Au cas où on attendrait de n'en peser que cent cinquante, la boîte nous promet sept jours de repas gratuits. Après, évidemment, ce sera différent. Pendant un moment, nos annonceurs nous ont même promis une remise de cinquante pour cent sur sept repas promis comme gratuits. Si je ne me trompe, cinquante pour cent de gratuit, ça fait zéro. Les concepteurs de la pub ont tout de même fini par saisir l'ineptie de la proposition et l'ont foutue au panier. Ouf !

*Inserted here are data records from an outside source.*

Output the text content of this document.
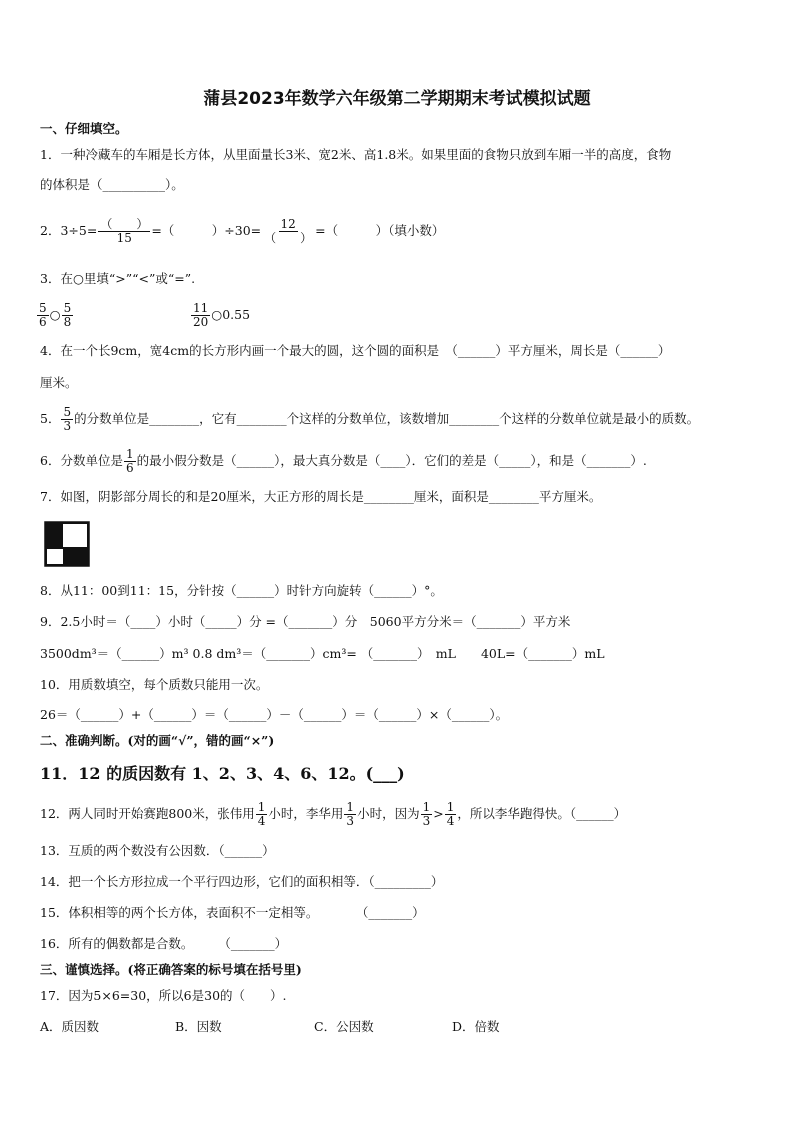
蒲县2023年数学六年级第二学期期末考试模拟试题
一、仔细填空。
1．一种冷藏车的车厢是长方体，从里面量长3米、宽2米、高1.8米。如果里面的食物只放到车厢一半的高度，食物
的体积是（__________）。
2．$3\div 5= \frac{( )}{15}$ =（　　　）$\div 30= \frac{12}{( )}$ =（　　　）（填小数）
3．在○里填“>”“<”或“=”.
$\frac{5}{6}$ ○ $\frac{5}{8}$	$\frac{11}{20}$ ○0.55
4．在一个长9cm，宽4cm的长方形内画一个最大的圆，这个圆的面积是　（______）平方厘米，周长是（______）
厘米。
5． $\frac{5}{3}$ 的分数单位是________，它有________个这样的分数单位，该数增加________个这样的分数单位就是最小的质数。
6．分数单位是 $\frac{1}{6}$ 的最小假分数是（______），最大真分数是（____）．它们的差是（_____），和是（_______）.
7．如图，阴影部分周长的和是20厘米，大正方形的周长是________厘米，面积是________平方厘米。
8．从11：00到11：15，分针按（______）时针方向旋转（______）°。
9．2.5小时＝（____）小时（_____）分 =（_______）分　5060平方分米＝（_______）平方米
3500dm³＝（______）m³ 0.8 dm³＝（_______）cm³= （_______）　mL　　40L=（_______）mL
10．用质数填空，每个质数只能用一次。
26＝（______）+（______）＝（______）－（______）＝（______）×（______）。
二、准确判断。(对的画“√”，错的画“×”)
11．12 的质因数有 1、2、3、4、6、12。(___)
12．两人同时开始赛跑800米，张伟用 $\frac{1}{4}$ 小时，李华用 $\frac{1}{3}$ 小时，因为 $\frac{1}{3} > \frac{1}{4}$ ，所以李华跑得快。（______）
13．互质的两个数没有公因数．（______）
14．把一个长方形拉成一个平行四边形，它们的面积相等．（_________）
15．体积相等的两个长方体，表面积不一定相等。　　　　（_______）
16．所有的偶数都是合数。　　　（_______）
三、谨慎选择。(将正确答案的标号填在括号里)
17．因为5×6=30，所以6是30的（　　）.
A．质因数	B．因数	C．公因数	D．倍数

L'après-midi, vers 17h, France 2, une chaîne décidément très branchée sur la question bouffe, sert à son public une émission appelée "Chérie, c'est moi le chef" : des couples y rivalisent d'habileté pour réaliser une recette de cuisine généralement pas facile. C'est le mari qui est aux fourneaux ; la femme lui donne ses directives depuis une cabine, par micro interposé. Cela donne à peu près : "Eh ben, qu'est-ce que tu attends pour découper tes radis ?... Mais, mais non ! pas comme ça ! Mais qu'est-ce qui m'a foutu une tourte pareille ! Mais qu'est-ce que t'attends pour l'y foutre dans ton chinois, gros naze ? "

Etc. De quoi vous  dégoûter du marida.

Cependant, l'avantage de cette émission sur la pub précédemment évoquée, c'est qu'elle ne se prend pas au sérieux et que son propos avoué est de faire rire, et non d'inciter les gens à casser leur tirelire.

Quoi qu'il en soit, si vous avez d'autres distractions pour vos après-midi, n'hésitez pas !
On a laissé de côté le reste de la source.